Selon plusieurs sources, Glody Ndaya, journaliste et Directrice générale du média Eventsrdc.com, a passé deux nuits au cachot du parquet général de Kinshasa-Gombe sans convocation en bonne et due forme, dans des conditions comparables à un enlèvement. Aujourd’hui, elle vient d’être illégalement transférée à la prison centrale de Makala, sans avoir été confrontée à la partie adverse .

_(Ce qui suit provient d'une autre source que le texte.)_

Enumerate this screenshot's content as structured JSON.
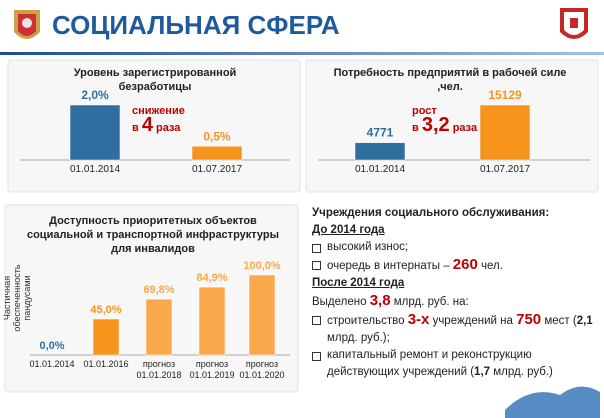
{
  "header": {
    "title": "СОЦИАЛЬНАЯ СФЕРА"
  },
  "chart_data": [
    {
      "type": "bar",
      "title": "Уровень зарегистрированной безработицы",
      "categories": [
        "01.01.2014",
        "01.07.2017"
      ],
      "values": [
        2.0,
        0.5
      ],
      "value_labels": [
        "2,0%",
        "0,5%"
      ],
      "colors": [
        "#2f6f9f",
        "#f7941d"
      ],
      "annotation": {
        "before": "снижение",
        "prefix": "в",
        "number": "4",
        "suffix": "раза"
      }
    },
    {
      "type": "bar",
      "title": "Потребность предприятий  в рабочей силе ,чел.",
      "categories": [
        "01.01.2014",
        "01.07.2017"
      ],
      "values": [
        4771,
        15129
      ],
      "colors": [
        "#2f6f9f",
        "#f7941d"
      ],
      "annotation": {
        "before": "рост",
        "prefix": "в",
        "number": "3,2",
        "suffix": "раза"
      }
    },
    {
      "type": "bar",
      "title": "Доступность приоритетных объектов социальной и транспортной инфраструктуры для инвалидов",
      "ylabel": "Частичная обеспеченность пандусами",
      "categories": [
        "01.01.2014",
        "01.01.2016",
        "прогноз 01.01.2018",
        "прогноз 01.01.2019",
        "прогноз 01.01.2020"
      ],
      "values": [
        0,
        45,
        69.8,
        84.9,
        100
      ],
      "value_labels": [
        "0,0%",
        "45,0%",
        "69,8%",
        "84,9%",
        "100,0%"
      ],
      "colors": [
        "#2f6f9f",
        "#f7941d",
        "#f9a84c",
        "#f9a84c",
        "#f9a84c"
      ]
    }
  ],
  "text": {
    "heading": "Учреждения социального обслуживания:",
    "period1": "До 2014 года",
    "items1": [
      [
        "высокий износ;"
      ],
      [
        "очередь в интернаты – ",
        "260",
        " чел."
      ]
    ],
    "period2": "После 2014 года",
    "allocated": [
      "Выделено ",
      "3,8",
      " млрд. руб. на:"
    ],
    "items2": [
      [
        "строительство ",
        "3-х",
        " учреждений на ",
        "750",
        " мест (",
        "2,1",
        " млрд. руб.);"
      ],
      [
        "капитальный ремонт и реконструкцию действующих учреждений (",
        "1,7",
        " млрд. руб.)"
      ]
    ]
  }
}
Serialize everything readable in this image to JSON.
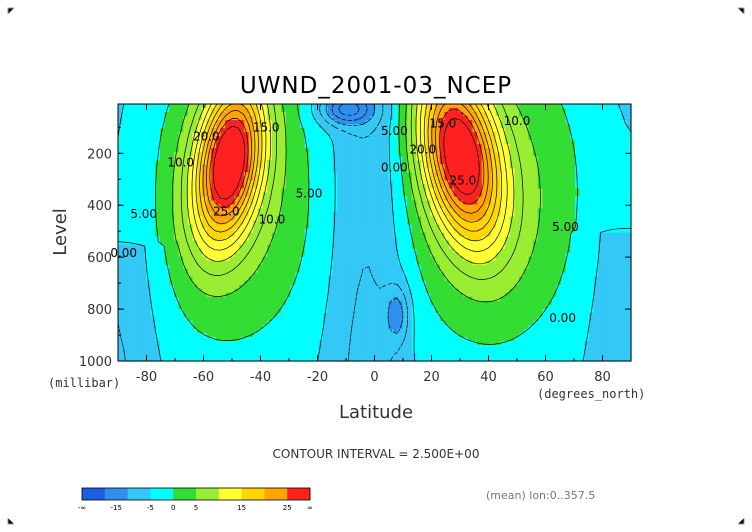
{
  "chart_data": {
    "type": "heatmap",
    "title": "UWND_2001-03_NCEP",
    "xlabel": "Latitude",
    "xunits": "(degrees_north)",
    "ylabel": "Level",
    "yunits": "(millibar)",
    "x_ticks": [
      -80,
      -60,
      -40,
      -20,
      0,
      20,
      40,
      60,
      80
    ],
    "x_tick_labels": [
      "-80",
      "-60",
      "-40",
      "-20",
      "0",
      "20",
      "40",
      "60",
      "80"
    ],
    "y_ticks": [
      200,
      400,
      600,
      800,
      1000
    ],
    "y_tick_labels": [
      "200",
      "400",
      "600",
      "800",
      "1000"
    ],
    "xlim": [
      -90,
      90
    ],
    "ylim": [
      1000,
      10
    ],
    "y_inverted": true,
    "contour_interval_text": "CONTOUR INTERVAL = 2.500E+00",
    "footer_note": "(mean) lon:0..357.5",
    "colorbar": {
      "labels": [
        "-∞",
        "-15",
        "-5",
        "0",
        "5",
        "15",
        "25",
        "∞"
      ],
      "colors": [
        "#1a5fe0",
        "#2f8ff0",
        "#33c8f5",
        "#00ffff",
        "#33dd33",
        "#99ee33",
        "#ffff33",
        "#ffd700",
        "#ffa500",
        "#ff2020"
      ]
    },
    "colorbar_colors_order": "low to high",
    "contour_labels": [
      {
        "text": "20.0",
        "lat": -59,
        "lev": 150
      },
      {
        "text": "15.0",
        "lat": -38,
        "lev": 115
      },
      {
        "text": "10.0",
        "lat": -68,
        "lev": 250
      },
      {
        "text": "5.00",
        "lat": -81,
        "lev": 450
      },
      {
        "text": "0.00",
        "lat": -88,
        "lev": 600
      },
      {
        "text": "25.0",
        "lat": -52,
        "lev": 440
      },
      {
        "text": "10.0",
        "lat": -36,
        "lev": 470
      },
      {
        "text": "5.00",
        "lat": -23,
        "lev": 370
      },
      {
        "text": "5.00",
        "lat": 7,
        "lev": 130
      },
      {
        "text": "0.00",
        "lat": 7,
        "lev": 270
      },
      {
        "text": "20.0",
        "lat": 17,
        "lev": 200
      },
      {
        "text": "15.0",
        "lat": 24,
        "lev": 100
      },
      {
        "text": "10.0",
        "lat": 50,
        "lev": 90
      },
      {
        "text": "25.0",
        "lat": 31,
        "lev": 320
      },
      {
        "text": "5.00",
        "lat": 67,
        "lev": 500
      },
      {
        "text": "0.00",
        "lat": 66,
        "lev": 850
      }
    ],
    "jets": [
      {
        "lat": -51,
        "lev": 230,
        "peak": 27.5
      },
      {
        "lat": 30,
        "lev": 200,
        "peak": 27.5
      }
    ],
    "grid": false,
    "legend": "colorbar bottom-left"
  }
}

Elle n’est ni l’auteure de l’enquête publiée, ni la directrice de publication. Le seul « crime » reproché : avoir relayé une enquête dénonçant le monnayage des traitements gratuits contre le cancer.
N’y a-t-il plus de droit de réponse dans ce pays ?
Comment, nous journalistes et femmes des médias, pouvons-nous continuer à travailler sous la menace constante d’arrestations ? Et cela, alors même que nous travaillons déjà dans des conditions difficiles.
Pour avoir été interpellée en 2021 pendant plusieurs heures pour des faits que je n’avais pas commis, je sais ce que Glody traverse en ce moment . Mais où est son plaignant ? Selon quelle procédure ? Pourquoi tant de flou ?
- Nous disons NON à ces manipulations, intimidations et arrestations abusives !
- Nous avons trop longtemps subi la loi du plus fort.
J’appelle à la solidarité de toutes les femmes des médias, mais aussi de toutes les femmes : Glody est notre sœur et, aujourd’hui, elle subit une injustice qui pourrait demain frapper n’importe laquelle d’entre nous.